Psychologist and happiness expert Ingrid Kelada provides a step-by-step guide to help you increase your personal happiness and feel more motivated. You can learn how with simple 10-minute strategies. Each day of the 21 day journey focuses on one key area of your life, including:
• Time: how to break the cycle of chaos and manage your time effectively.
• Body Language: exploring the surprising links between body language and happiness.
• Relationships: how to make the most of the number one predictor of happiness.
• Work: how to use your strengths and talents so you are engaged and motivated.
Happiness is a choice. A daily decision to choose happy can be easy, fun and rewarding. With this book, in just a few minutes per day, you can practice one new happiness habit and jot down your notes in the journal section.
I decided to read this book after working with the author—who is genuinely enthusiastic and upbeat and fun—to help her prepare for her book launch. As I skimmed some of the pages and chapters to help put together some promotional information, I found myself captivated by the simple, practical steps and supporting research. I couldn’t help wanting to read more.
Generally I think of myself as a pretty happy person, so I probably wouldn’t have thought to pick this book up off of a shelf. Reading it validated some of the practices I already use that bring me joy and keep me energized and focused. It also gave me new strategies for areas of my life where I’ve been looking for better strategies.
For instance, last fall, my daughter’s school day began at 8am. While this made for early mornings (I’m not a morning person!), it also gave me a long morning for work. Once I adjusted to that routine, I was able to get a lot done. This year, though, she’s at a new school, and doesn’t begin her day until 9:30am.

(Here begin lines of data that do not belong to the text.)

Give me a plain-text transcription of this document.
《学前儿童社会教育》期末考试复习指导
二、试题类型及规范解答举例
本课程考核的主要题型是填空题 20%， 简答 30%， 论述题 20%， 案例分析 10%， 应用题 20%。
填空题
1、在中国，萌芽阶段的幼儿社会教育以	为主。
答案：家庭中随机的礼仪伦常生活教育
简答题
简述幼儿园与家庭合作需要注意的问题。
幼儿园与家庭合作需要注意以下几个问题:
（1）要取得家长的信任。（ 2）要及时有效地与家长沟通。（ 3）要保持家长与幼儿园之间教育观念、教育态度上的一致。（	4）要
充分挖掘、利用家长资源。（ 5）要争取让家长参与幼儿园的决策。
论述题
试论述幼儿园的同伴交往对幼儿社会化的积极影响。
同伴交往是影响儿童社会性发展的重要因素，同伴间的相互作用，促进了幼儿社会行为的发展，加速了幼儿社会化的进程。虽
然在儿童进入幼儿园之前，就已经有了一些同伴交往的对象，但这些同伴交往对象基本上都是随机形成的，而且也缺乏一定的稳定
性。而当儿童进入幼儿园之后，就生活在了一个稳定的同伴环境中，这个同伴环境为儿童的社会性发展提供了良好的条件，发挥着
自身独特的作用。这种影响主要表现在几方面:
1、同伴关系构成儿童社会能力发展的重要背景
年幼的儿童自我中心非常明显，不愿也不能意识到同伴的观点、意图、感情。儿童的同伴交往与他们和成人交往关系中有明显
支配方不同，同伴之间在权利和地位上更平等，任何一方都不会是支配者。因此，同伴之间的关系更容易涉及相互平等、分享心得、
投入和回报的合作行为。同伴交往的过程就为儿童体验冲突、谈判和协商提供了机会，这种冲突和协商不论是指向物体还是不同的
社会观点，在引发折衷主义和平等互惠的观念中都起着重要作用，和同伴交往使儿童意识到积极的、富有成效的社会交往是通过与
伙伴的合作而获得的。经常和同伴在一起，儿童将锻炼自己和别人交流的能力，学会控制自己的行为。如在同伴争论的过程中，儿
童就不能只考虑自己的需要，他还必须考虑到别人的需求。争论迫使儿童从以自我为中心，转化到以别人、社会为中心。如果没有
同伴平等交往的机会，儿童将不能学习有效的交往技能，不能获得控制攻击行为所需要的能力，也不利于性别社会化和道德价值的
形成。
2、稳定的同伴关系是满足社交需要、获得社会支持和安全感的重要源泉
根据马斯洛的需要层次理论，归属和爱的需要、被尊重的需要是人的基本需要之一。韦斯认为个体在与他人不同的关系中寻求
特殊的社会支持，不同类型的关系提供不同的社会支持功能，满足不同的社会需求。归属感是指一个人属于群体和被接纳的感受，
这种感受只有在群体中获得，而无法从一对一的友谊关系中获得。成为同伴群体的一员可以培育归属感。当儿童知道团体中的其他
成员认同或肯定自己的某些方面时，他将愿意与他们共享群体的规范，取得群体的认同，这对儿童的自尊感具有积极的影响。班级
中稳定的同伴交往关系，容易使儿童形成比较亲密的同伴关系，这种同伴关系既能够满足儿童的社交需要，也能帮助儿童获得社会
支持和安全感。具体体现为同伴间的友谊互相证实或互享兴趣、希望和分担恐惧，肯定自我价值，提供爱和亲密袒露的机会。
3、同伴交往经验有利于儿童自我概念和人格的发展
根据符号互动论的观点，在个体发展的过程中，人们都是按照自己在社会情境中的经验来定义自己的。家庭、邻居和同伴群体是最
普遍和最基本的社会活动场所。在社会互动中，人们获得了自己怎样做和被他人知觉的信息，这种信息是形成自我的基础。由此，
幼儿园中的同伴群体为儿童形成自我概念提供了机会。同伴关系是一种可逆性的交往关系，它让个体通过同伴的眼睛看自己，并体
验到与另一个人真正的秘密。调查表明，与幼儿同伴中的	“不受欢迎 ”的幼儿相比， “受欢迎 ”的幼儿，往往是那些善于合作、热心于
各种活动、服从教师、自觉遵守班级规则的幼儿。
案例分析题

I love getting to sleep in a bit later, but I’ve been frustrated by the short mornings and have been really struggling to find a schedule where I can get as much done as I used to. Day 15 on taking a break in 21 Days to Happiness suggests some work and break routines for better productivity in the morning and afternoon that I’m super excited to try. I think they’ll work really well for the kinds of tasks I do.
Even if you’re not struggling with being unhappy or unsatisfied, I think this is a great book to read. All of us have bad habits or struggles that new strategies and ideas can help us improve. I especially loved the resources sections at the end of each chapter where you can find links to videos with more information on a topic or apps for things like guided meditation. The author’s website also includes a quick happiness quiz, which you can fill out and see where you’re happiest and which areas need some attention.
Ingrid Kelada’s book makes it so easy to succeed. It’s jam-packed with practical tips and supporting research all explained in a conversational tone that makes you feel like she’s right there with you. This is one book I’ll be keeping on hand and referring back to in the future.
Profanity/Crude Language Content
There’s one instance of profanity that’s got an asterisk blocking part of the word. It’s a quote from a client, and is crude to make a point.
A couple of places refer to sex very briefly. In one, the author hints that bedtime isn’t the best time for such a stimulating activity. In another, she refers to words from a palliative care nurse who explains that most people facing the end of life don’t talk about things like sex or bungee jumping.
More than one chapter talks about incorporating meditation as part of a daily routine. Quotes in the book feature authors like Mother Therese and Buddha.
The author openly talks about drinking a glass of wine or champagne as a treat or part of a date or relaxing time.